De flow developer kan bepalen of de toestemming voor opname voor een oproep moet worden vastgelegd of niet, voor rapportagedoeleinden. Als een klant de toestemming wil vastleggen voor opname, gebruikt u globale variabelen om een toestemmingsrapport te genereren. Als een klant de toestemming voor opname niet wil vastleggen, gebruikt u lokale variabelen. Dit biedt tenants en klanten betere flexibiliteit bij het gebruik van variabelen.
Als volgt kunt u Opnamebeheer configureren:
-
Sleep in de Flow Designer de activiteit Opnamebeheer van de Activiteitenbibliotheek naar het canvas.
-
Klik op de activiteit Opnamebeheer om de instellingen voor de activiteit te configureren.
-
Voer in Algemene instellingen een naam in voor de activiteitslabel .
-
(Optioneel) Voer in het veld Beschrijving van de activiteit een beschrijving in voor de activiteit.
-
Selecteer bij Instellingen opnamebeheer een stroomvariabele in de vervolgkeuzelijst voor Opname inschakelen.

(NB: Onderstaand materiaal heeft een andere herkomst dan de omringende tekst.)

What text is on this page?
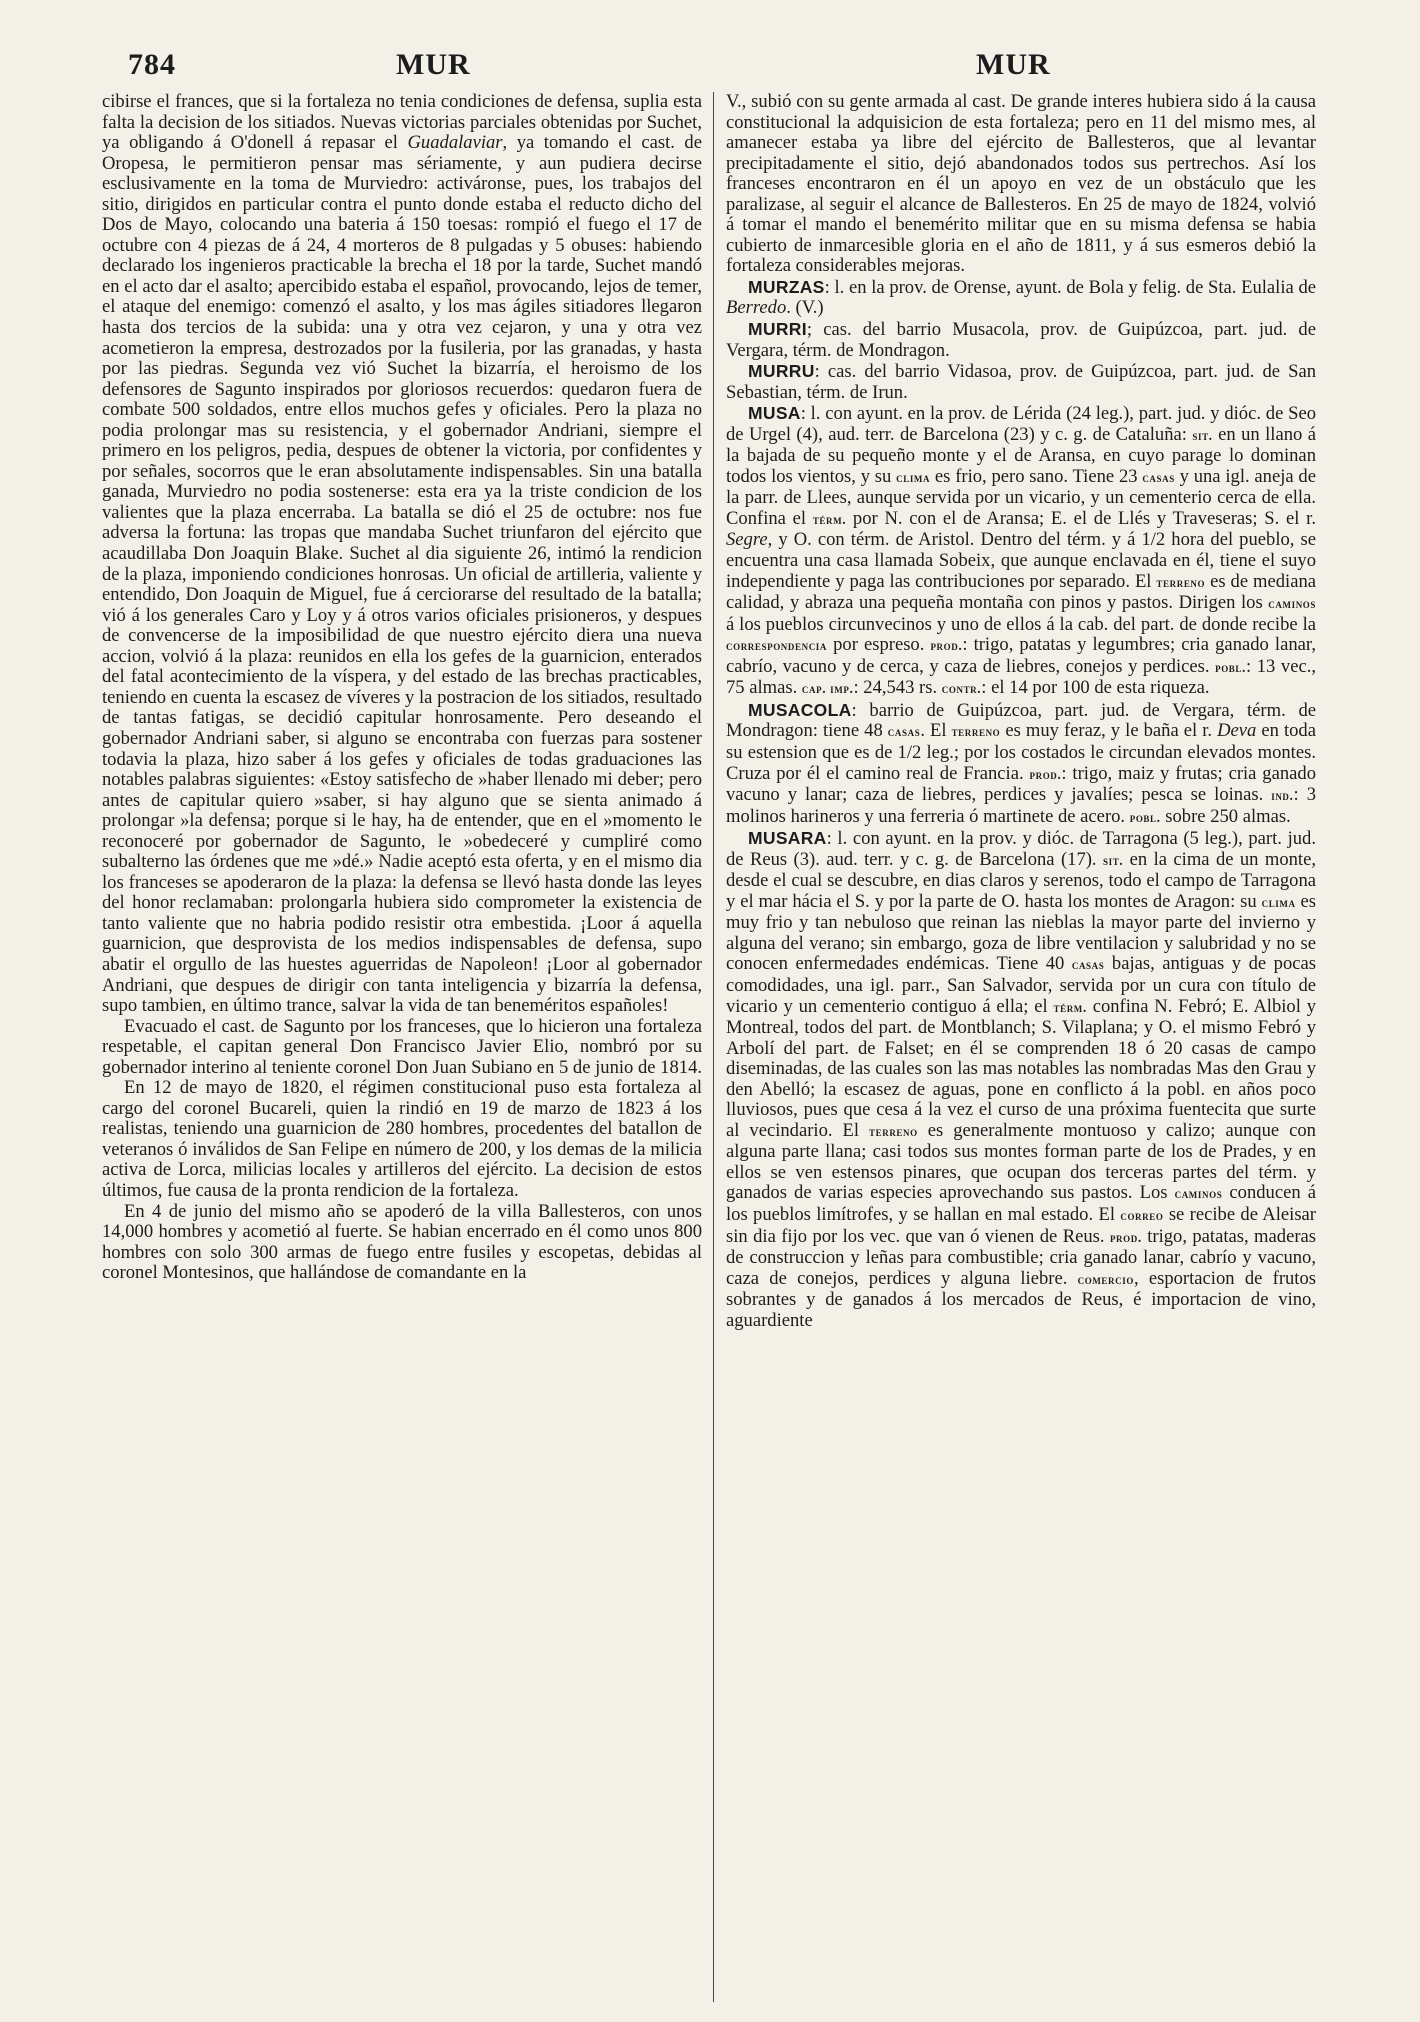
784	MUR	MUR

cibirse el frances, que si la fortaleza no tenia condiciones de defensa, suplia esta falta la decision de los sitiados. Nuevas victorias parciales obtenidas por Suchet, ya obligando á O'donell á repasar el Guadalaviar, ya tomando el cast. de Oropesa, le permitieron pensar mas sériamente, y aun pudiera decirse esclusivamente en la toma de Murviedro: activáronse, pues, los trabajos del sitio, dirigidos en particular contra el punto donde estaba el reducto dicho del Dos de Mayo, colocando una bateria á 150 toesas: rompió el fuego el 17 de octubre con 4 piezas de á 24, 4 morteros de 8 pulgadas y 5 obuses: habiendo declarado los ingenieros practicable la brecha el 18 por la tarde, Suchet mandó en el acto dar el asalto; apercibido estaba el español, provocando, lejos de temer, el ataque del enemigo: comenzó el asalto, y los mas ágiles sitiadores llegaron hasta dos tercios de la subida: una y otra vez cejaron, y una y otra vez acometieron la empresa, destrozados por la fusileria, por las granadas, y hasta por las piedras. Segunda vez vió Suchet la bizarría, el heroismo de los defensores de Sagunto inspirados por gloriosos recuerdos: quedaron fuera de combate 500 soldados, entre ellos muchos gefes y oficiales. Pero la plaza no podia prolongar mas su resistencia, y el gobernador Andriani, siempre el primero en los peligros, pedia, despues de obtener la victoria, por confidentes y por señales, socorros que le eran absolutamente indispensables. Sin una batalla ganada, Murviedro no podia sostenerse: esta era ya la triste condicion de los valientes que la plaza encerraba. La batalla se dió el 25 de octubre: nos fue adversa la fortuna: las tropas que mandaba Suchet triunfaron del ejército que acaudillaba Don Joaquin Blake. Suchet al dia siguiente 26, intimó la rendicion de la plaza, imponiendo condiciones honrosas. Un oficial de artilleria, valiente y entendido, Don Joaquin de Miguel, fue á cerciorarse del resultado de la batalla; vió á los generales Caro y Loy y á otros varios oficiales prisioneros, y despues de convencerse de la imposibilidad de que nuestro ejército diera una nueva accion, volvió á la plaza: reunidos en ella los gefes de la guarnicion, enterados del fatal acontecimiento de la víspera, y del estado de las brechas practicables, teniendo en cuenta la escasez de víveres y la postracion de los sitiados, resultado de tantas fatigas, se decidió capitular honrosamente. Pero deseando el gobernador Andriani saber, si alguno se encontraba con fuerzas para sostener todavia la plaza, hizo saber á los gefes y oficiales de todas graduaciones las notables palabras siguientes: «Estoy satisfecho de »haber llenado mi deber; pero antes de capitular quiero »saber, si hay alguno que se sienta animado á prolongar »la defensa; porque si le hay, ha de entender, que en el »momento le reconoceré por gobernador de Sagunto, le »obedeceré y cumpliré como subalterno las órdenes que me »dé.» Nadie aceptó esta oferta, y en el mismo dia los franceses se apoderaron de la plaza: la defensa se llevó hasta donde las leyes del honor reclamaban: prolongarla hubiera sido comprometer la existencia de tanto valiente que no habria podido resistir otra embestida. ¡Loor á aquella guarnicion, que desprovista de los medios indispensables de defensa, supo abatir el orgullo de las huestes aguerridas de Napoleon! ¡Loor al gobernador Andriani, que despues de dirigir con tanta inteligencia y bizarría la defensa, supo tambien, en último trance, salvar la vida de tan beneméritos españoles!

Evacuado el cast. de Sagunto por los franceses, que lo hicieron una fortaleza respetable, el capitan general Don Francisco Javier Elio, nombró por su gobernador interino al teniente coronel Don Juan Subiano en 5 de junio de 1814.

En 12 de mayo de 1820, el régimen constitucional puso esta fortaleza al cargo del coronel Bucareli, quien la rindió en 19 de marzo de 1823 á los realistas, teniendo una guarnicion de 280 hombres, procedentes del batallon de veteranos ó inválidos de San Felipe en número de 200, y los demas de la milicia activa de Lorca, milicias locales y artilleros del ejército. La decision de estos últimos, fue causa de la pronta rendicion de la fortaleza.

En 4 de junio del mismo año se apoderó de la villa Ballesteros, con unos 14,000 hombres y acometió al fuerte. Se habian encerrado en él como unos 800 hombres con solo 300 armas de fuego entre fusiles y escopetas, debidas al coronel Montesinos, que hallándose de comandante en la

V., subió con su gente armada al cast. De grande interes hubiera sido á la causa constitucional la adquisicion de esta fortaleza; pero en 11 del mismo mes, al amanecer estaba ya libre del ejército de Ballesteros, que al levantar precipitadamente el sitio, dejó abandonados todos sus pertrechos. Así los franceses encontraron en él un apoyo en vez de un obstáculo que les paralizase, al seguir el alcance de Ballesteros. En 25 de mayo de 1824, volvió á tomar el mando el benemérito militar que en su misma defensa se habia cubierto de inmarcesible gloria en el año de 1811, y á sus esmeros debió la fortaleza considerables mejoras.

MURZAS: l. en la prov. de Orense, ayunt. de Bola y felig. de Sta. Eulalia de Berredo. (V.)

MURRI; cas. del barrio Musacola, prov. de Guipúzcoa, part. jud. de Vergara, térm. de Mondragon.

MURRU: cas. del barrio Vidasoa, prov. de Guipúzcoa, part. jud. de San Sebastian, térm. de Irun.

MUSA: l. con ayunt. en la prov. de Lérida (24 leg.), part. jud. y dióc. de Seo de Urgel (4), aud. terr. de Barcelona (23) y c. g. de Cataluña: sit. en un llano á la bajada de su pequeño monte y el de Aransa, en cuyo parage lo dominan todos los vientos, y su clima es frio, pero sano. Tiene 23 casas y una igl. aneja de la parr. de Llees, aunque servida por un vicario, y un cementerio cerca de ella. Confina el térm. por N. con el de Aransa; E. el de Llés y Traveseras; S. el r. Segre, y O. con térm. de Aristol. Dentro del térm. y á 1/2 hora del pueblo, se encuentra una casa llamada Sobeix, que aunque enclavada en él, tiene el suyo independiente y paga las contribuciones por separado. El terreno es de mediana calidad, y abraza una pequeña montaña con pinos y pastos. Dirigen los caminos á los pueblos circunvecinos y uno de ellos á la cab. del part. de donde recibe la correspondencia por espreso. prod.: trigo, patatas y legumbres; cria ganado lanar, cabrío, vacuno y de cerca, y caza de liebres, conejos y perdices. pobl.: 13 vec., 75 almas. cap. imp.: 24,543 rs. contr.: el 14 por 100 de esta riqueza.

MUSACOLA: barrio de Guipúzcoa, part. jud. de Vergara, térm. de Mondragon: tiene 48 casas. El terreno es muy feraz, y le baña el r. Deva en toda su estension que es de 1/2 leg.; por los costados le circundan elevados montes. Cruza por él el camino real de Francia. prod.: trigo, maiz y frutas; cria ganado vacuno y lanar; caza de liebres, perdices y javalíes; pesca se loinas. ind.: 3 molinos harineros y una ferreria ó martinete de acero. pobl. sobre 250 almas.

MUSARA: l. con ayunt. en la prov. y dióc. de Tarragona (5 leg.), part. jud. de Reus (3). aud. terr. y c. g. de Barcelona (17). sit. en la cima de un monte, desde el cual se descubre, en dias claros y serenos, todo el campo de Tarragona y el mar hácia el S. y por la parte de O. hasta los montes de Aragon: su clima es muy frio y tan nebuloso que reinan las nieblas la mayor parte del invierno y alguna del verano; sin embargo, goza de libre ventilacion y salubridad y no se conocen enfermedades endémicas. Tiene 40 casas bajas, antiguas y de pocas comodidades, una igl. parr., San Salvador, servida por un cura con título de vicario y un cementerio contiguo á ella; el térm. confina N. Febró; E. Albiol y Montreal, todos del part. de Montblanch; S. Vilaplana; y O. el mismo Febró y Arbolí del part. de Falset; en él se comprenden 18 ó 20 casas de campo diseminadas, de las cuales son las mas notables las nombradas Mas den Grau y den Abelló; la escasez de aguas, pone en conflicto á la pobl. en años poco lluviosos, pues que cesa á la vez el curso de una próxima fuentecita que surte al vecindario. El terreno es generalmente montuoso y calizo; aunque con alguna parte llana; casi todos sus montes forman parte de los de Prades, y en ellos se ven estensos pinares, que ocupan dos terceras partes del térm. y ganados de varias especies aprovechando sus pastos. Los caminos conducen á los pueblos limítrofes, y se hallan en mal estado. El correo se recibe de Aleisar sin dia fijo por los vec. que van ó vienen de Reus. prod. trigo, patatas, maderas de construccion y leñas para combustible; cria ganado lanar, cabrío y vacuno, caza de conejos, perdices y alguna liebre. comercio, esportacion de frutos sobrantes y de ganados á los mercados de Reus, é importacion de vino, aguardiente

Met een Menu-activiteit voor IVR (Interactive Voice Response) en een opnamebeheeractiviteit wanneer deze samen worden gebruikt in de flow, kunt u toestemming voor de opname vastleggen. Er wordt prioriteit gegeven aan de instelling van toestemming voor gebruikers in de stroom ten opzichte van de configuratie-instellingen voor het tenantniveau, wachtrij- of opnameplanningsniveau.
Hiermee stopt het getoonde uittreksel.